France stands by veil ban after riots
PARIS (Reuters) - Interior Minister Manuel Valls defended on Monday France's ban on wearing full-face veils in public places after a police check on a veiled Muslim woman sparked riots in a Paris suburb at the weekend.
The 2010 law was brought in by conservative former president Nicolas Sarkozy and targets burqa and niqab garments that conceal the face rather than the headscarf that is more common among French Muslim women.
A police check on a couple in the southwest suburb of Trappes sparked an angry confrontation that led overnight on Friday to a police station being surrounded by several hundred people, some hurling rocks. Another building was torched in several hours of street violence that led to six arrests.
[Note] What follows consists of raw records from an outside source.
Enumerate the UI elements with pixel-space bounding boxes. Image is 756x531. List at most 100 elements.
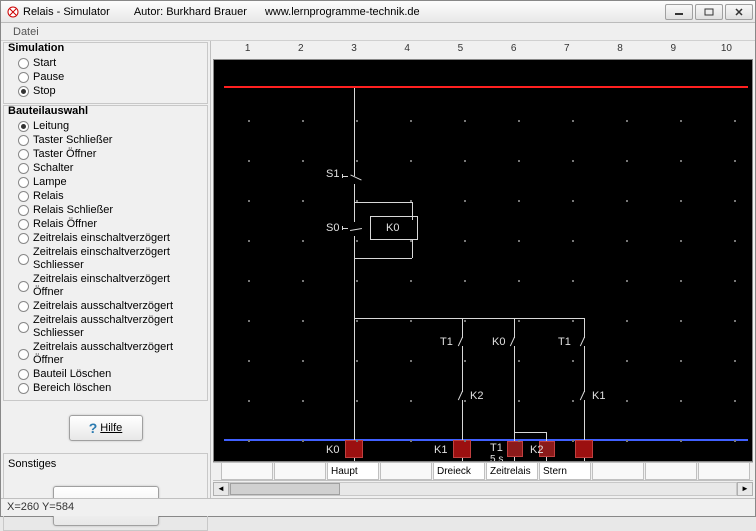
wire	[584, 458, 585, 462]
button-s1[interactable]	[348, 172, 364, 184]
contact-k1[interactable]	[577, 386, 591, 406]
rail-plus	[224, 86, 748, 88]
label-k2r: K2	[530, 444, 543, 456]
contact-k0[interactable]	[507, 332, 521, 352]
column-ruler: 1 2 3 4 5 6 7 8 9 10	[213, 43, 753, 59]
opt-bauteil-loeschen[interactable]: Bauteil Löschen	[8, 368, 203, 382]
opt-taster-schliesser[interactable]: Taster Schließer	[8, 134, 203, 148]
label-t1time: 5 s	[490, 454, 503, 462]
relay-k0[interactable]	[345, 440, 363, 458]
opt-zeit-ein-o[interactable]: Zeitrelais einschaltverzögert Öffner	[8, 273, 203, 300]
ruler-2: 2	[274, 43, 327, 59]
opt-bereich-loeschen[interactable]: Bereich löschen	[8, 382, 203, 396]
statusbar: X=260 Y=584	[1, 498, 755, 516]
label-t1a: T1	[440, 336, 453, 348]
schematic-canvas[interactable]: // placeholder - dots rendered below via…	[213, 59, 753, 462]
ruler-8: 8	[593, 43, 646, 59]
label-t1r: T1	[490, 442, 503, 454]
tab-8[interactable]	[592, 463, 644, 480]
ruler-7: 7	[540, 43, 593, 59]
main-area: 1 2 3 4 5 6 7 8 9 10 // placeholder - do…	[211, 41, 755, 498]
relay-k1[interactable]	[453, 440, 471, 458]
wire	[354, 458, 355, 462]
wire	[354, 318, 584, 319]
bauteil-heading: Bauteilauswahl	[8, 105, 203, 117]
app-icon	[7, 6, 19, 18]
coords-label: X=260 Y=584	[7, 501, 74, 513]
sim-start[interactable]: Start	[8, 57, 203, 71]
wire	[354, 202, 412, 203]
label-s1: S1	[326, 168, 339, 180]
opt-zeit-aus[interactable]: Zeitrelais ausschaltverzögert	[8, 300, 203, 314]
sonstiges-group: Sonstiges Neu Zeichnen	[3, 453, 208, 531]
opt-relais-oeffner[interactable]: Relais Öffner	[8, 218, 203, 232]
opt-zeit-aus-s[interactable]: Zeitrelais ausschaltverzögert Schliesser	[8, 314, 203, 341]
relay-t1[interactable]	[507, 441, 523, 457]
ruler-1: 1	[221, 43, 274, 59]
sim-stop[interactable]: Stop	[8, 85, 203, 99]
tab-zeitrelais[interactable]: Zeitrelais	[486, 463, 538, 480]
scroll-left-icon[interactable]: ◄	[213, 482, 229, 496]
tab-2[interactable]	[274, 463, 326, 480]
opt-zeit-ein-s[interactable]: Zeitrelais einschaltverzögert Schliesser	[8, 246, 203, 273]
author-label: Autor: Burkhard Brauer	[134, 6, 247, 18]
menubar: Datei	[1, 23, 755, 41]
minimize-button[interactable]	[665, 4, 693, 20]
label-k2: K2	[470, 390, 483, 402]
opt-taster-oeffner[interactable]: Taster Öffner	[8, 148, 203, 162]
opt-zeit-aus-o[interactable]: Zeitrelais ausschaltverzögert Öffner	[8, 341, 203, 368]
label-k1r: K1	[434, 444, 447, 456]
label-s0: S0	[326, 222, 339, 234]
tab-4[interactable]	[380, 463, 432, 480]
h-scrollbar[interactable]: ◄ ►	[213, 480, 753, 496]
ruler-9: 9	[647, 43, 700, 59]
label-k1: K1	[592, 390, 605, 402]
wire	[354, 88, 355, 176]
simulation-heading: Simulation	[8, 42, 203, 54]
ruler-5: 5	[434, 43, 487, 59]
menu-datei[interactable]: Datei	[7, 24, 45, 40]
scroll-thumb[interactable]	[230, 483, 340, 495]
wire	[354, 236, 355, 450]
opt-lampe[interactable]: Lampe	[8, 176, 203, 190]
tab-dreieck[interactable]: Dreieck	[433, 463, 485, 480]
tab-9[interactable]	[645, 463, 697, 480]
wire	[462, 352, 463, 386]
opt-relais[interactable]: Relais	[8, 190, 203, 204]
opt-zeit-ein[interactable]: Zeitrelais einschaltverzögert	[8, 232, 203, 246]
wire	[354, 184, 355, 222]
scroll-track[interactable]	[229, 482, 737, 496]
ruler-4: 4	[381, 43, 434, 59]
contact-t1a[interactable]	[455, 332, 469, 352]
bauteil-group: Bauteilauswahl Leitung Taster Schließer …	[3, 105, 208, 401]
wire	[546, 457, 547, 462]
contact-t1b[interactable]	[577, 332, 591, 352]
scroll-right-icon[interactable]: ►	[737, 482, 753, 496]
tab-stern[interactable]: Stern	[539, 463, 591, 480]
opt-relais-schliesser[interactable]: Relais Schließer	[8, 204, 203, 218]
wire	[584, 352, 585, 386]
maximize-button[interactable]	[695, 4, 723, 20]
contact-k2[interactable]	[455, 386, 469, 406]
wire	[514, 457, 515, 462]
wire	[462, 458, 463, 462]
wire	[514, 352, 515, 450]
tab-haupt[interactable]: Haupt	[327, 463, 379, 480]
label-k0r: K0	[326, 444, 339, 456]
label-t1b: T1	[558, 336, 571, 348]
opt-schalter[interactable]: Schalter	[8, 162, 203, 176]
label-k0-coil: K0	[386, 222, 399, 234]
opt-leitung[interactable]: Leitung	[8, 120, 203, 134]
hilfe-button[interactable]: ? Hilfe	[69, 415, 143, 441]
wire	[412, 240, 413, 258]
sidebar: Simulation Start Pause Stop Bauteilauswa…	[1, 41, 211, 498]
simulation-group: Simulation Start Pause Stop	[3, 42, 208, 104]
close-button[interactable]	[725, 4, 753, 20]
ruler-10: 10	[700, 43, 753, 59]
app-title: Relais - Simulator	[23, 6, 110, 18]
relay-k2[interactable]	[575, 440, 593, 458]
tab-10[interactable]	[698, 463, 750, 480]
button-s0[interactable]	[348, 224, 364, 236]
sim-pause[interactable]: Pause	[8, 71, 203, 85]
tab-1[interactable]	[221, 463, 273, 480]
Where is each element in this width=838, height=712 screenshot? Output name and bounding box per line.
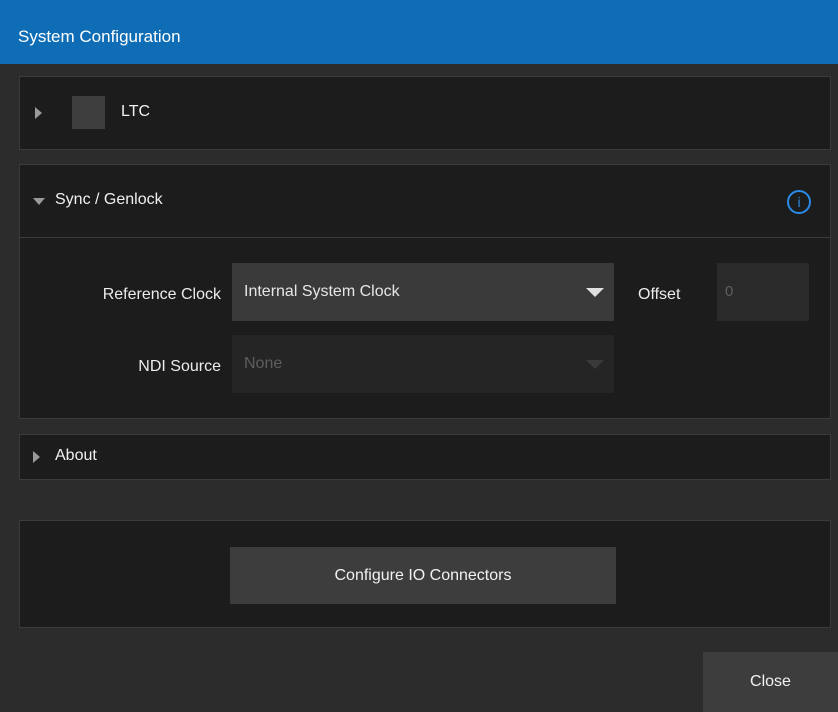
- reference-clock-label: Reference Clock: [102, 286, 221, 303]
- reference-clock-value: Internal System Clock: [244, 283, 400, 300]
- configure-io-button[interactable]: Configure IO Connectors: [230, 547, 616, 604]
- ndi-source-value: None: [244, 355, 283, 372]
- offset-input[interactable]: 0: [717, 263, 809, 321]
- close-button[interactable]: Close: [703, 652, 838, 712]
- ndi-source-select[interactable]: None: [232, 335, 614, 393]
- info-icon[interactable]: i: [787, 190, 811, 214]
- panel-divider: [20, 237, 830, 238]
- chevron-down-icon: [586, 360, 604, 369]
- collapse-arrow-icon[interactable]: [33, 198, 45, 205]
- about-label: About: [55, 447, 97, 464]
- ltc-label: LTC: [121, 103, 151, 120]
- offset-value: 0: [725, 283, 734, 300]
- sync-genlock-label: Sync / Genlock: [55, 191, 163, 208]
- ndi-source-label: NDI Source: [138, 358, 221, 375]
- ltc-checkbox[interactable]: [72, 96, 105, 129]
- ltc-panel: LTC: [19, 76, 831, 150]
- sync-genlock-header[interactable]: Sync / Genlock i: [20, 165, 830, 237]
- window-title: System Configuration: [18, 27, 181, 46]
- dialog-body: LTC Sync / Genlock i Reference Clock Int…: [0, 64, 838, 712]
- about-panel: About: [19, 434, 831, 480]
- about-panel-header[interactable]: About: [20, 435, 830, 479]
- sync-genlock-panel: Sync / Genlock i Reference Clock Interna…: [19, 164, 831, 419]
- ltc-panel-header[interactable]: LTC: [20, 77, 830, 149]
- offset-label: Offset: [638, 286, 681, 303]
- reference-clock-select[interactable]: Internal System Clock: [232, 263, 614, 321]
- expand-arrow-icon[interactable]: [35, 107, 42, 119]
- chevron-down-icon: [586, 288, 604, 297]
- expand-arrow-icon[interactable]: [33, 451, 40, 463]
- configure-io-panel: Configure IO Connectors: [19, 520, 831, 628]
"Police did their job perfectly," Valls told RTL radio.
"The law banning full-face veils is a law in the interests of women and against those values having nothing to do with our traditions and values. It must be enforced everywhere," he said.
The suburb was mostly calm on Monday, although police who were pelted with firecrackers from rooftops overnight on Sunday made a further two arrests. The incident happened during the holy Muslim month of Ramadan.
France counts Europe's largest Muslim population, estimated at around five million. Yet according to interior ministry figures only between 400 and 2,000 women wear the veil and only a handful have been ordered to pay a fine for wearing it.
Critics say the law is patchily enforced as police seek to avoid confrontations in poor neighborhoods with high Muslim populations.
The rioting at the weekend was the first time the ban had let to an outbreak of violence. While Sarkozy singled out the suburbs as an area of special concern, Hollande has so far said they must be treated like any other part of France.
Valls said that while authorities would be tough in dealing with radical Islam it was not targeting ordinary Muslims.
"I'm not confusing people who follow Ramadan with the people who wear the veil," he said.